Produtividade move Cocoa Action no Brasil

Iniciativa já difundida no oeste da África, o Cocoa Action foi lançado ontem no Brasil, em evento promovido pela World Cocoa Foundation (WCF) na capital paulista, como uma coalizão entre agricultores, indústrias, governo federal, Estados produtores e organizações não governamentais. A meta é unir esforços para garantir o desenvolvimento sustentável da produção no país.

De acordo com Rick Scobey, presidente da WCF, a iniciativa, que tem caráter global, pretende coordenar esforços para ampliar a produção e garantir renda aos produtores, erradicar o trabalho infantil, promover igualdade de gênero no campo e combater o desmatamento, entre outros objetivos. O Cocoa Action começou na África como uma resposta do segmento após um longo período de denúncias de trabalho escravo e infantil nas lavouras, principalmente em Costa do Marfim. Atualmente, o foco principal do segmento em escala global tem sido na redução da pobreza no campo. No oeste da África, uma nova preocupação é com o desmatamento relacionado à expansão da cacauicultura.

No Brasil, o esforço principal será promover o aumento da produtividade, que tem sofrido nos últimos anos pelas secas na Bahia e pela descapitalização dos produtores. "Se não tem aumento de produtividade, não conseguimos reduzir o desmatamento, não atendemos a demanda da indústria e não aumentamos a riqueza no campo", disse Eduardo Bastos, diretor executivo da Associação das Indústrias Processadoras de Cacau (AIPC), ao Valor.

A iniciativa tem prazo de cinco anos.
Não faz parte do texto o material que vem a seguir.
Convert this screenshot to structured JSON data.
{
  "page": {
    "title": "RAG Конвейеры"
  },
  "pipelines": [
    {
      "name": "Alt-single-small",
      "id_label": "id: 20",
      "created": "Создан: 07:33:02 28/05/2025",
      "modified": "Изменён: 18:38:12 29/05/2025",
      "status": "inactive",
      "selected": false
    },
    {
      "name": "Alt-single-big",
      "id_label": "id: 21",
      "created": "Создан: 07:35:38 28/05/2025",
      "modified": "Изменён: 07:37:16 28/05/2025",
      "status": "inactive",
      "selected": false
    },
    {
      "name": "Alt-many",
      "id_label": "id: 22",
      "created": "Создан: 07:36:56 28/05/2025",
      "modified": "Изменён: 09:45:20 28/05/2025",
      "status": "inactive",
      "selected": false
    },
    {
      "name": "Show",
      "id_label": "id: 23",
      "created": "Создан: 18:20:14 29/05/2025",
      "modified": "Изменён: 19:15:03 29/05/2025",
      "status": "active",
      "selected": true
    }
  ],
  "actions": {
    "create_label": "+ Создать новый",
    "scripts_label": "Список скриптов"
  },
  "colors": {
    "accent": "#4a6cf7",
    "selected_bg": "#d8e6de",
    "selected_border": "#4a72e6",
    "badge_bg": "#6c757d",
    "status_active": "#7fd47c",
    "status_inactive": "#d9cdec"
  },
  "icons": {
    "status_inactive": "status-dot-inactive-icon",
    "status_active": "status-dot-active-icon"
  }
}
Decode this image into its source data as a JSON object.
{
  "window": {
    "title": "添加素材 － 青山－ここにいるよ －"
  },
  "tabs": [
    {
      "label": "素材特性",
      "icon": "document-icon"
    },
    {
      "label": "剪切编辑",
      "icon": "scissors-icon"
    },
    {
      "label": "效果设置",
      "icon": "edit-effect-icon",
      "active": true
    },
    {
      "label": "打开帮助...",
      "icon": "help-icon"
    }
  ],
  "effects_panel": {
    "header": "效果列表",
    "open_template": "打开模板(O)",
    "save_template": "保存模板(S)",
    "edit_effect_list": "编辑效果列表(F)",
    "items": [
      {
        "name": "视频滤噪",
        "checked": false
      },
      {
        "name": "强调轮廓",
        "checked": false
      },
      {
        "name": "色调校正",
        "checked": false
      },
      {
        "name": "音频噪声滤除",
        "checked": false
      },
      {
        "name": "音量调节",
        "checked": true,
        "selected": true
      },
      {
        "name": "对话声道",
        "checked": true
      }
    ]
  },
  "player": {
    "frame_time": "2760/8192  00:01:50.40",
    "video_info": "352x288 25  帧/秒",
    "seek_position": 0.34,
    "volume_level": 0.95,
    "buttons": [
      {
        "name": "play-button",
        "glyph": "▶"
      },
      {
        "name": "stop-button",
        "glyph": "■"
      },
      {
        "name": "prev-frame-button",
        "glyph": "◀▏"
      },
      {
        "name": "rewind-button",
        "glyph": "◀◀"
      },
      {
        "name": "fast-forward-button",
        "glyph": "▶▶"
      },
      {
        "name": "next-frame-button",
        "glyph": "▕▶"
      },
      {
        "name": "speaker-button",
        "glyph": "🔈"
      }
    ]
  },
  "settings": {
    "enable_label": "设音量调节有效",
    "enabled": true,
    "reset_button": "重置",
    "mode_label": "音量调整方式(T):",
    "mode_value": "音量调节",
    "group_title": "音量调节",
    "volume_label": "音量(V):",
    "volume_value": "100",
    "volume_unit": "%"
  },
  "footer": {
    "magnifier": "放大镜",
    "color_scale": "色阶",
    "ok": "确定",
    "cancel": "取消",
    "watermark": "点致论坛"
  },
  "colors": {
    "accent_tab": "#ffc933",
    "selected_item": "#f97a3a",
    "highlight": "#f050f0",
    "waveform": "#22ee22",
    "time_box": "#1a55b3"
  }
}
Nesse período, os diferentes atores do segmento deverão criar um fórum institucional para realizar um planejamento para o segmento e arbitrar questões dentro da cadeia, como já existe na área de cana-de-açúcar.

As entidades do setor público e privado envolvidas no Cocoa Action Brasil deverão se reunir em novembro para traçar um planejamento financeiro e avaliar de onde virão os recursos e como serão investidos, disse Bastos.

Segundo Laerte Moraes, diretor de Amidos e Adoçantes da Cargill para a América do Sul, o diálogo na cadeia evoluiu nos últimos quatro a cinco anos, mas ainda é "abstrato". "Agora teremos esse fórum para juntar os interesses", afirmou.

Um dos vários impactos desse esforço deve ser a profissionalização dos comercializadores de cacau, que intermedeiam a relação com as indústrias, segundo fontes. Embora muitas processadoras estejam buscando se aproximar dos cacauicultores, a quantidade elevada e a pulverização dos agricultores tendem a manter os comerciantes no jogo.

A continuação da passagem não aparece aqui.